Wladimir Putins Russland hat ein neues Wort erfunden: „Dehabilitierung“. Die Schließung des Gulag-Geschichtsmuseums in Moskau am 14. November und die am 3. Dezember angekündigte Entfernung des Steins „Im Gedenken an die Millionen Opfer des totalitären Regimes“ Sowjetisch weit entfernt vom Lubjanka-Platz liegt das historische Hauptquartier des KGB im Herzen der Hauptstadt kam, um zu bestätigen, was die russische Staatsanwaltschaft in zwei Jahren langsam erreicht hat: Seit der zweiten Jahreshälfte 2022 hat sie rund 14.000 Fälle der Rehabilitierung von Opfern sowjetischer Repression geprüft und mehr als 4.000 Fälle eingestellt.
Das erklärte Ziel ist es „dehabilitieren“ Menschen, die sich schwerer Verbrechen schuldig gemacht haben. Offiziell handelt es sich um Russen, die im Verdacht stehen, im Zweiten Weltkrieg mit Hitlers Regime kollaboriert zu haben. Von der „Nazis und Vaterlandsverräter“ – dieselben Begriffe, mit denen der Kreml in fast drei Jahren „militärischer Sonderoperation“ die Ukrainer und in Russland die Gegner bezeichnete.

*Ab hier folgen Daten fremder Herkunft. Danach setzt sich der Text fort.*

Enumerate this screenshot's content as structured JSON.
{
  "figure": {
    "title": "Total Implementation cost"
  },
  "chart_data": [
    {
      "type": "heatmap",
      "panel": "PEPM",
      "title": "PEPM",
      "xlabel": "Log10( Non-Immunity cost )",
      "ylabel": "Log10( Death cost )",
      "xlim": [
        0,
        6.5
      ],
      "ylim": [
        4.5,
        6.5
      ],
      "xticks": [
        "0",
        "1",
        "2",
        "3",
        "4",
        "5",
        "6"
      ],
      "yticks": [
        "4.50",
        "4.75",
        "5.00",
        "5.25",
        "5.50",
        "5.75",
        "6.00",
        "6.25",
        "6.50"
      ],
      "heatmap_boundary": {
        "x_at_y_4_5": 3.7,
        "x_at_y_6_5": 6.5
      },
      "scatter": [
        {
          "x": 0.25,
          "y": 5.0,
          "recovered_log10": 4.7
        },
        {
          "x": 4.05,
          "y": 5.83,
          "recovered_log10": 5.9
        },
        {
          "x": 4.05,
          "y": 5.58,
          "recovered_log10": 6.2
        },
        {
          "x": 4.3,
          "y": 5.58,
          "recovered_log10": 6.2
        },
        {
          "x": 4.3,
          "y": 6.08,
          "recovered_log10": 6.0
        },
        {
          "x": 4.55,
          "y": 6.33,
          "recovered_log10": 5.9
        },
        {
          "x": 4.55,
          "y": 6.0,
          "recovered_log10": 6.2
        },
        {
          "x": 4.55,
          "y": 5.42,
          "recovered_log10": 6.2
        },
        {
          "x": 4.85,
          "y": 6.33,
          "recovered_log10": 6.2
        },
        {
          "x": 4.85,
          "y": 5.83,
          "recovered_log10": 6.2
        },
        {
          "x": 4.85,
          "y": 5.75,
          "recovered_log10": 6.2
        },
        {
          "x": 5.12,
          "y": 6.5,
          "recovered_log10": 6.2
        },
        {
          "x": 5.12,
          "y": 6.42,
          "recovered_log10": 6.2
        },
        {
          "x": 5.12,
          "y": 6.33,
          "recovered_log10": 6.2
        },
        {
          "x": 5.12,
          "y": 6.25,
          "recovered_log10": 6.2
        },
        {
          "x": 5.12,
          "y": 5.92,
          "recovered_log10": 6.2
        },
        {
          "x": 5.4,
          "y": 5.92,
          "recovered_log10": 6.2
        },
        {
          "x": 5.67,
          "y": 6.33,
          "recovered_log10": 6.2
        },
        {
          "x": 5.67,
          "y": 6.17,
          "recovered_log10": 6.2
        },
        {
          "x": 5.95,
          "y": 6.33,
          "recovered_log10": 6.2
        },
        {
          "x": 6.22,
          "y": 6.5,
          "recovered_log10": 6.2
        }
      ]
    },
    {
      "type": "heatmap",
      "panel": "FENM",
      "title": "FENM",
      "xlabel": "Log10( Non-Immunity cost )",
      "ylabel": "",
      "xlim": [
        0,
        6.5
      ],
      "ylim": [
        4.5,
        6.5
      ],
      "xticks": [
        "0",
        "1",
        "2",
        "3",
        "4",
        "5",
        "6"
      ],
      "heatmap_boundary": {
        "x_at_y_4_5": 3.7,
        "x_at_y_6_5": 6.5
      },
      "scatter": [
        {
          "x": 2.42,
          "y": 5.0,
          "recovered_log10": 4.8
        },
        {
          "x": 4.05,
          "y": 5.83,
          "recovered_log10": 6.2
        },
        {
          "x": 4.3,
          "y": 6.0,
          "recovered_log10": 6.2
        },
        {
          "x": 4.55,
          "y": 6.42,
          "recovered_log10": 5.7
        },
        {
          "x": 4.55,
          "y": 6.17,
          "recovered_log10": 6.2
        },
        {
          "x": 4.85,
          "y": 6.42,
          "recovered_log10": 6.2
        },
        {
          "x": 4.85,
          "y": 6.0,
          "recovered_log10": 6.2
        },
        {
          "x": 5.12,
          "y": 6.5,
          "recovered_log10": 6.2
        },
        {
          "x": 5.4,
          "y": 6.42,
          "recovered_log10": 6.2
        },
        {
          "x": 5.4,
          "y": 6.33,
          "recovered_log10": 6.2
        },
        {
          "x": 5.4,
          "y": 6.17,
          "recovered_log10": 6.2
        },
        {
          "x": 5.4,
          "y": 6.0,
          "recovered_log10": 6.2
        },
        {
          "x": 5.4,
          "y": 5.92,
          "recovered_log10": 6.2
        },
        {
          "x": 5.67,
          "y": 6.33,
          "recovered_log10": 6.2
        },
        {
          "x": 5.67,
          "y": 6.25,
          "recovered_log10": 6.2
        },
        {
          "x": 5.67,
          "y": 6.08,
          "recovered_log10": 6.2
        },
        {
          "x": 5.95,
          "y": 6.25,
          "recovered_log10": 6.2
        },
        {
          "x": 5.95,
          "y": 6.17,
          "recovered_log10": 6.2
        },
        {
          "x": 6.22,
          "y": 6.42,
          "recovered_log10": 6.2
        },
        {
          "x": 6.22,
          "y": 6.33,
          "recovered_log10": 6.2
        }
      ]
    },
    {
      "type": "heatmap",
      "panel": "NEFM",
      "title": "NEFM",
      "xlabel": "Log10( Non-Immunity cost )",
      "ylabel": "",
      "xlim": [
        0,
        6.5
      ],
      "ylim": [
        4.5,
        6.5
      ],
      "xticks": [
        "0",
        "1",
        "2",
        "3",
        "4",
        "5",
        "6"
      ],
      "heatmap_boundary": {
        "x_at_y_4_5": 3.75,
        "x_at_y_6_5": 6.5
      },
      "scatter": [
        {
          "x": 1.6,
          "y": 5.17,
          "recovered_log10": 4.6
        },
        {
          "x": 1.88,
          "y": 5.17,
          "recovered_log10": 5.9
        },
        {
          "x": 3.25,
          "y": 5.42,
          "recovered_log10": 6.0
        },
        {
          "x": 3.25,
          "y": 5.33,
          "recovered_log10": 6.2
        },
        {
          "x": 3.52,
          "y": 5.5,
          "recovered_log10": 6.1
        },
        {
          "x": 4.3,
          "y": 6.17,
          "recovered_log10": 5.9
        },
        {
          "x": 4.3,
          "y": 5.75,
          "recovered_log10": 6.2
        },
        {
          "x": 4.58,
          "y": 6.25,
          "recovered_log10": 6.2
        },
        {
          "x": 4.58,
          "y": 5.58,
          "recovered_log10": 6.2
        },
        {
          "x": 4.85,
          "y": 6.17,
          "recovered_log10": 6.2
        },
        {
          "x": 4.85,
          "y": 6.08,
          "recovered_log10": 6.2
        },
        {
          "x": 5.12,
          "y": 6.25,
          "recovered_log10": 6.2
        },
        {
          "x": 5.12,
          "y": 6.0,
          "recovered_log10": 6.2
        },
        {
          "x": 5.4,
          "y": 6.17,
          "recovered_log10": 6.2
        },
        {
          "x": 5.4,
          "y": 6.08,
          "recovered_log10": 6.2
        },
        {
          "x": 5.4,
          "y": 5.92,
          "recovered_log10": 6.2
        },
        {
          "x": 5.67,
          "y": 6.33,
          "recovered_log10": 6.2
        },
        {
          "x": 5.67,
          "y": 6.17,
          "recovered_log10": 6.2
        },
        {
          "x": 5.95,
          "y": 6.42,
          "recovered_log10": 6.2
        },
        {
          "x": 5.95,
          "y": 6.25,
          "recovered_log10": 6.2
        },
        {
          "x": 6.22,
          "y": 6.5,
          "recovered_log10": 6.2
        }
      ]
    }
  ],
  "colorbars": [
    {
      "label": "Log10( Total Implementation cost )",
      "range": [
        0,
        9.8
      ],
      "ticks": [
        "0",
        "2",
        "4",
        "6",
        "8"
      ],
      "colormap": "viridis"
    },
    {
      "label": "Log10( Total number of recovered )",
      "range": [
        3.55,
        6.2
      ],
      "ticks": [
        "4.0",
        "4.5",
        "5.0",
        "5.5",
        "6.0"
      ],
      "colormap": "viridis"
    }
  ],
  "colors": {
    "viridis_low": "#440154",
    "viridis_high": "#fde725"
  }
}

Das 1991 beim Zerfall der UdSSR verabschiedete Gesetz zur Rehabilitation von Opfern der sowjetischen Repression schloss bereits diejenigen aus, die sich Verbrechen der Kollaboration mit dem Nazi-Regime schuldig gemacht hatten. Selektiv waren die Absagen der letzten beiden Jahre daher a priori nicht notwendig. Aber sie sind Teil des Diskurses des Kremls, die Geschichte neu zu schreiben und in der Ukraine seine „spezielle Militäroperation“ gegen die Ukraine zu rechtfertigen „Kiewer Nazi“ und in Russland die Unterdrückung einer sogenannten fünften Kolonne, die als liberal und revisionistisch gilt. Auf Fernsehbildschirmen und auf Schulhöfen ist die von der Propaganda inszenierte Botschaft klar: Wladimir Putin kämpft wie Josef Stalin gegen den Nationalsozialismus, und diejenigen, die dagegen sind, kämpfen auch „Faschisten“.
„Es ist ein Prozess des Vergessens und der Verzerrung, die Erinnerung an Verdrängungen zu verdrängen. Der Angriff auf das Rehabilitationsgesetz, den einzigen Gesetzestext, in dem der Staat seine Verantwortung für den politischen Terror anerkannte, ist Teil der Putinschen Ideologie, die versucht, diese Verantwortung zu minimieren. Es basiert auf einer Rückkehr zu einer mythologisierten, vermeintlich glorreichen Vergangenheit, die in Wirklichkeit nie existiert hat.beunruhigt Irina Scherbakova, Historikerin der russischen NGO Memorial, jetzt im Exil.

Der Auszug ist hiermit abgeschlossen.